Zentrale Themen der Keynote sind die Rolle von Sicherheit und Bindung in unsicheren Zeiten, die Bedeutung emotionaler und ästhetischer Faktoren für Motivation und gesellschaftliches Handeln sowie die Notwendigkeit, destruktiven Tendenzen mit konstruktiven Projekten entgegenzuwirken. Innovation wird kritisch hinterfragt: Sie ist nur dann wertvoll, wenn sie auf einem klaren gesellschaftlichen Nutzen basiert.
1. Gute Orte schaffen:
Menschen brauchen Orte – physisch oder sozial –, die Sicherheit, Orientierung und emotionale Bindung bieten, um sich auf Veränderung und Innovation einzulassen. Gründer:innen sollten Arbeits- und Projektumfelder bewusst gestalten, die Resonanz und Gemeinschaft fördern.
2. Sicherheit als Grundlage für Veränderung:
In unsicheren Zeiten halten Menschen lieber an Bekanntem fest.

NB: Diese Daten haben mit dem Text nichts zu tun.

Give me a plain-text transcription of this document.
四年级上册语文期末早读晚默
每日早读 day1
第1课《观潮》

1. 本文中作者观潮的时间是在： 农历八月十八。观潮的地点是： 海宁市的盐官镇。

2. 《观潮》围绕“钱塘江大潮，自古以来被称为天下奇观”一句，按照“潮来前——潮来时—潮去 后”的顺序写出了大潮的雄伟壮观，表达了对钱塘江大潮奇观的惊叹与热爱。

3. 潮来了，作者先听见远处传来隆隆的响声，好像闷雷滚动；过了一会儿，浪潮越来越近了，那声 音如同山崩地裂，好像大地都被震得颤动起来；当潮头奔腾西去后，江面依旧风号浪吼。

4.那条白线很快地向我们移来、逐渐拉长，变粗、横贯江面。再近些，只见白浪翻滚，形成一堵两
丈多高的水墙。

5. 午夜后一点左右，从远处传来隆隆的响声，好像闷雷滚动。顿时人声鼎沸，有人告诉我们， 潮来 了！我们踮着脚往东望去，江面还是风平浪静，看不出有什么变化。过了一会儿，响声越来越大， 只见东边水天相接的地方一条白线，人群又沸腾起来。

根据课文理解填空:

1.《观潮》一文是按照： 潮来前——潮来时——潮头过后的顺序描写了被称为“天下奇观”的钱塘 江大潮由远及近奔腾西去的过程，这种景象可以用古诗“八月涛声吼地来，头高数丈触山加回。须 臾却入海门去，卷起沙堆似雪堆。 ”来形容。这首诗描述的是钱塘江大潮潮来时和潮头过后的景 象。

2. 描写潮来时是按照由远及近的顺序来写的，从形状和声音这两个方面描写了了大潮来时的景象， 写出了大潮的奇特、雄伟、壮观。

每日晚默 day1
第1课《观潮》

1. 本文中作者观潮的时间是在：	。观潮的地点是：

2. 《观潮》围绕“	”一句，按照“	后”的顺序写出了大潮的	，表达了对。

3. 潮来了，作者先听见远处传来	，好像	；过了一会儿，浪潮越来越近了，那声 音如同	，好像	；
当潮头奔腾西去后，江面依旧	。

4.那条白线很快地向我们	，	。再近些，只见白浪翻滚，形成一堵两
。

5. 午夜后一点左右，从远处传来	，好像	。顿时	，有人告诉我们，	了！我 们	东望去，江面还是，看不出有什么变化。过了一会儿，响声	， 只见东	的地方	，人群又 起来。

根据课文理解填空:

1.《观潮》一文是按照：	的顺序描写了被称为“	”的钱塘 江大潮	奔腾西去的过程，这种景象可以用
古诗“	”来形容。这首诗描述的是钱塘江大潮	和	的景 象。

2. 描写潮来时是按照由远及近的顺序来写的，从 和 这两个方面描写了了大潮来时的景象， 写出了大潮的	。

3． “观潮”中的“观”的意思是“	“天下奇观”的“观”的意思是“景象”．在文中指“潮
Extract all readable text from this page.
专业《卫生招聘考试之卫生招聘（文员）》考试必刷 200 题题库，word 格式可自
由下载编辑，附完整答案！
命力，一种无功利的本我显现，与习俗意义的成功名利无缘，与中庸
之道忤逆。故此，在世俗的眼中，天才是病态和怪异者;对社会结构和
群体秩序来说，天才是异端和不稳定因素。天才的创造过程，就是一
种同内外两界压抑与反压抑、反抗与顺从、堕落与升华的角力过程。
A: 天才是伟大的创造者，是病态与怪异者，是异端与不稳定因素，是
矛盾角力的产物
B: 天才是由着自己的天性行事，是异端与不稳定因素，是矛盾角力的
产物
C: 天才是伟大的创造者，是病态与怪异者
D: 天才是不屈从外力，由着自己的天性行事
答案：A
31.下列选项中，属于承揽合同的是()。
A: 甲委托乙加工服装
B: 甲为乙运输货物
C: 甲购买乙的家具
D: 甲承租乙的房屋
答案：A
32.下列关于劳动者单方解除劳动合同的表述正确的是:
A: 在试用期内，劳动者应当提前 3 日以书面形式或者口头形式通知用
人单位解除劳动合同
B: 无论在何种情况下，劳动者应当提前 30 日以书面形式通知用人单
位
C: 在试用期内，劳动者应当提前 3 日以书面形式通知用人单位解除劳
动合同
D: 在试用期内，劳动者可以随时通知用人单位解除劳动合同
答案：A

Unternehmertum gelingt nur, wenn Gründer:innen Rahmenbedingungen schaffen, die Orientierung bieten und Risiken kalkulierbar machen.
3. Innovation braucht Zweck und Reflexion:
Innovation ist kein Selbstzweck. Sie muss einem klaren Ziel dienen, z. B. gesellschaftlichen Nutzen stiften, Ressourcen schonen oder Gemeinschaft stärken.
4. Exnovation – unnötiges Entfernen:
Erfolg besteht nicht nur darin, Neues zu schaffen, sondern auch in der Fähigkeit, falsche, destruktive oder überholte Strukturen bewusst abzubauen.
5. Gemeinschaftlichkeit als Fundament:
Soziale Projekte, freiwilliges Engagement und institutionelle Strukturen, die Gleichheit und Teilhabe ermöglichen (z. B. Ehrenamt, Bildungsangebote), sind Kernprinzipien für nachhaltige gesellschaftliche Veränderung. Gründer:innen sollten diese Prinzipien in ihre Geschäftsmodelle einbeziehen.
Prof. Dr. Harald Welzer ist Sozialpsychologe und Historiker mit Schwerpunkt auf gesellschaftlicher Transformation, Nachhaltigkeit und sozialer Innovation. Er untersucht, wie kulturelle, soziale und politische Rahmenbedingungen das Verhalten und die Überzeugungen von Menschen prägen und welche Faktoren erfolgreiches gesellschaftliches Handeln ermöglichen. Welzer ist bekannt für seine kritische Analyse von Destruktivität in Politik und Gesellschaft und setzt sich für die Förderung von Gemeinschaftlichkeit, guter Orte und nachhaltiger Innovation ein. Als gefragter Keynote-Speaker teilt er seine Einsichten mit Gründer und Gründerinnen, Politik, Wissenschaft und der breiten Öffentlichkeit, stets mit Blick auf die Verbindung von emotionaler, sozialer und ökologischer Verantwortung.